あとはexternal examinerさんがリードしながら進んでいった。

まず大きな観点から質問を始めて、学位論文のコンテンツに踏み込んでいくという感じで進む。候補者は別にプレゼンするわけではなく、質問にとにかく答えるという形式。

2時間くらい続いたか。

一通り質疑応答が終わった後、候補者には一旦部屋から出てもらい、3人でどう意思決定を下すか話し合った。

あらかじめ用意されたチェック項目があって、それをパスしてたか答え、最終結論。

最終結論はいくつかカテゴリーがあって
1.ぶっ通し
2.minor revision
3.major revision
4以下はほぼreject
といった感じ。

2に。(お約束?)

examinerがフォームにサインして、候補者に結果を伝えられ、総括的なコメントを伝える。

最後に、候補者、そして候補者のPIも加わって少し話をする。同僚PIも喜んでいた。

新しいDr誕生。


ちなみに、external examinerさんと一致した感想としては、学位論文は穴が多かったけど、viva中の応答は非常に良く、そのギャップが大きかった、ということ。

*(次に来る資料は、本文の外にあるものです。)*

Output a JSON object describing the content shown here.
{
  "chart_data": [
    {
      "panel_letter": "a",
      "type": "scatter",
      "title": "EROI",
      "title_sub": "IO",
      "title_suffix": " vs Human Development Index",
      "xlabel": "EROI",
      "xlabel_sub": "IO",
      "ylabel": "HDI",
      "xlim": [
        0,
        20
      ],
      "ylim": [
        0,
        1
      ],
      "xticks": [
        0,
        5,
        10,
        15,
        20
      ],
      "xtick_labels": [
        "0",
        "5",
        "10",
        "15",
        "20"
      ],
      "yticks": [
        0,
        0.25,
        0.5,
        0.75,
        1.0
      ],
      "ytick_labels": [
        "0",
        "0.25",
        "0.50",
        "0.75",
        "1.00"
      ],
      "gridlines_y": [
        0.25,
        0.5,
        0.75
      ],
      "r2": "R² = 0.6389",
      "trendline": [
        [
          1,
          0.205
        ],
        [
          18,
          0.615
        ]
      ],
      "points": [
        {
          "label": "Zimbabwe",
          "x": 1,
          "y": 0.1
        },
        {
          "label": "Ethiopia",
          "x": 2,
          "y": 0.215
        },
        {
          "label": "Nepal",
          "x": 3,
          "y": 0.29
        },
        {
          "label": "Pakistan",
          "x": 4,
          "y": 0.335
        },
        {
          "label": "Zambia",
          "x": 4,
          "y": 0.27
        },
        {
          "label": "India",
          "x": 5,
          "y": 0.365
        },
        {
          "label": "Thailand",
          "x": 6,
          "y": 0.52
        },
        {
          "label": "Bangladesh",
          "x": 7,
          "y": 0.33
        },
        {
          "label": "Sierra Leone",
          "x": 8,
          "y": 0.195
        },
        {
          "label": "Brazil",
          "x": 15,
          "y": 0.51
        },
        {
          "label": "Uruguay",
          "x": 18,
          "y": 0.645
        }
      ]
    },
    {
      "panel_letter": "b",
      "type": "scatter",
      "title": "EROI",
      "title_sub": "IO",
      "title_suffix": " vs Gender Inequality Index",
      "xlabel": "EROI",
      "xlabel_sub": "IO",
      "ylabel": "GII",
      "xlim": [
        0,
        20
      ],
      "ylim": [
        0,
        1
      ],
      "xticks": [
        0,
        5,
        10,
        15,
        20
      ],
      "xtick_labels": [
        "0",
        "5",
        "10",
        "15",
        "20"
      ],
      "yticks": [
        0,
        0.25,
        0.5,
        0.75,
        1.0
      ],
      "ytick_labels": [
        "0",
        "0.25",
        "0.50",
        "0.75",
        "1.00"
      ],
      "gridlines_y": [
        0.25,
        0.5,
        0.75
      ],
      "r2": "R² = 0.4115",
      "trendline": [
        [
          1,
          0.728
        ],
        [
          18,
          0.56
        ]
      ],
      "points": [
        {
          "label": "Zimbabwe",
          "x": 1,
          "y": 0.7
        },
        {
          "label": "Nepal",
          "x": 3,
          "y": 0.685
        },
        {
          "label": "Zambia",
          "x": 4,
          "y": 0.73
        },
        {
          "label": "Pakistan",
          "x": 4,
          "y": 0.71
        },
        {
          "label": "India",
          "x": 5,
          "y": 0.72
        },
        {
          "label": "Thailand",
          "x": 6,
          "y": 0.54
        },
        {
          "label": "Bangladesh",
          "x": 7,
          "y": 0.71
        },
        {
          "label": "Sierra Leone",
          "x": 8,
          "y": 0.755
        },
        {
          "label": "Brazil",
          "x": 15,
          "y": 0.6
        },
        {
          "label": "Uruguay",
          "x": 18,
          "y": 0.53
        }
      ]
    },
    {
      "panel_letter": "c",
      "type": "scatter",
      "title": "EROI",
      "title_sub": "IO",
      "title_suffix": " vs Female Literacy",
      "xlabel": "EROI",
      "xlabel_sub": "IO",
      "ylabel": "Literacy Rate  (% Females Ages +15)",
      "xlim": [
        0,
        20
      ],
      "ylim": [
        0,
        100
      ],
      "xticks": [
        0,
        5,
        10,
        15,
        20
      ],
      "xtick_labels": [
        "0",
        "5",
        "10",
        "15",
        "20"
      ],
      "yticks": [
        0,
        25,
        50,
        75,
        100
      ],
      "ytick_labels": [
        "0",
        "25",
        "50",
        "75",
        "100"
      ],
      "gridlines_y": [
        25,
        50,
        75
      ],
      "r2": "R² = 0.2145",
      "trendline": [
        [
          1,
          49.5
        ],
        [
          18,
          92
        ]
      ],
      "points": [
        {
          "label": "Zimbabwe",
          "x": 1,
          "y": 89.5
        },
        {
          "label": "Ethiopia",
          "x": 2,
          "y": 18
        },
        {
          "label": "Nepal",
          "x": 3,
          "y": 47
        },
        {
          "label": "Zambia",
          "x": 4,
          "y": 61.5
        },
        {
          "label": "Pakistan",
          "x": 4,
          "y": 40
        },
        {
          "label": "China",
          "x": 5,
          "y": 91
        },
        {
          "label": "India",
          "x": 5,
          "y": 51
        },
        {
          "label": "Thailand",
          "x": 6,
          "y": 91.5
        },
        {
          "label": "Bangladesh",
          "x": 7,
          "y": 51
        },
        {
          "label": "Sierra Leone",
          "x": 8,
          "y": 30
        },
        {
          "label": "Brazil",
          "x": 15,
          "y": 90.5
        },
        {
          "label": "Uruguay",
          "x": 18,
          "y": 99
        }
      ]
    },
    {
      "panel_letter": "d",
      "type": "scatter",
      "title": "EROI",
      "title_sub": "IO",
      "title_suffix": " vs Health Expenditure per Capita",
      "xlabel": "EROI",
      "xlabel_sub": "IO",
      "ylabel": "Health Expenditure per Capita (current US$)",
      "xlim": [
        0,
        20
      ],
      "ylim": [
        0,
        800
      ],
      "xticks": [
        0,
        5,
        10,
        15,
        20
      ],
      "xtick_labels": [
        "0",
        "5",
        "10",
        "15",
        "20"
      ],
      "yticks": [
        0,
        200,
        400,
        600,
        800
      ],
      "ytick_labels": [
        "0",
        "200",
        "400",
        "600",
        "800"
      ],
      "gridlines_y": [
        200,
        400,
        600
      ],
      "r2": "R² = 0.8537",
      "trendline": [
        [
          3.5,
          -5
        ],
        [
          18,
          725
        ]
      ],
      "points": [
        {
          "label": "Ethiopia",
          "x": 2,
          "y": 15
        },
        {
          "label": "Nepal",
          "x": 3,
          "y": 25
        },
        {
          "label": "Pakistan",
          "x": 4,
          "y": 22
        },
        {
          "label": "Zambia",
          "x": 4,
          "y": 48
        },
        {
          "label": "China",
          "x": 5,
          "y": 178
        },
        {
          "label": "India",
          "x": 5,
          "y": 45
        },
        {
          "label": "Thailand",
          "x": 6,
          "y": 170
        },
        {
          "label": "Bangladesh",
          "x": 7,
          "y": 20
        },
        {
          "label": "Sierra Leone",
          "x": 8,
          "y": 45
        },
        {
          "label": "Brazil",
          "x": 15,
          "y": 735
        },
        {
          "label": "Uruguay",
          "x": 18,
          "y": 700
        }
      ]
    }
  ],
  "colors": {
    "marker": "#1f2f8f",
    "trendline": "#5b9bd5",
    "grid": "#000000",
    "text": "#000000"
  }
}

なので、そのギャップを埋めるべく、学位論文をしっかり修正して、論文として発表すべき部分はしっかりして、良いサイエンティストの道を歩んで行って欲しいところ。4月からのポスドク先も決定しているもよう。

と、そんな感じのvivaでした。

USの時にいてたラトガーズでは、internalのコミッティーは3,4人。外部者が一人で、まずトークがあって、その後はcloseの”defense”だった。

一方、僕が体験した日本での学位審査は、一日に数人候補者がいてる状況だったので、スケジュールをこなす、という感じだった。一人あたりの時間も30分くらいだったか。日本の「博士」の重さと相関しているといえば相関している。。。

と、国によっていろいろ違うんだなぁ、と改めて思った。

USでは、候補者のご両親が当日来られ、結果がわかった後パーティー、という感じだったけど、UKではそこまで重くなく、viva後は、学生さん同士でちょっと騒いでるくらいでオフィシャルなパーティーは別に企画されてない。日本とUSの間、という感じ。

今回担当したinternal examinerはそれなりに負担があった。学位審査を引き受けた以上、いくら分野が少々違っても論文を完全に理解して質問を用意しないといけない。最後は、どう学位論文を手直しするか監督しないといけない。

今回読んだ学位論文、ホットな分野だけど僕はほとんど知識を持ち合わせてない分野だったので、えらく勉強になった。一方、質問が的を得てるか確信を得るため、わざわざpubmedで最近の文献もチェックしたりしたので、それなりの時間はかかった。

けど、これはサイエンスの活動の一環だし、意外とエンジョイできた。これなら、これからも引き受けて良いかも?

一方、external examinerになると、経験がいりそうだから、まだまだ僕には無理。。。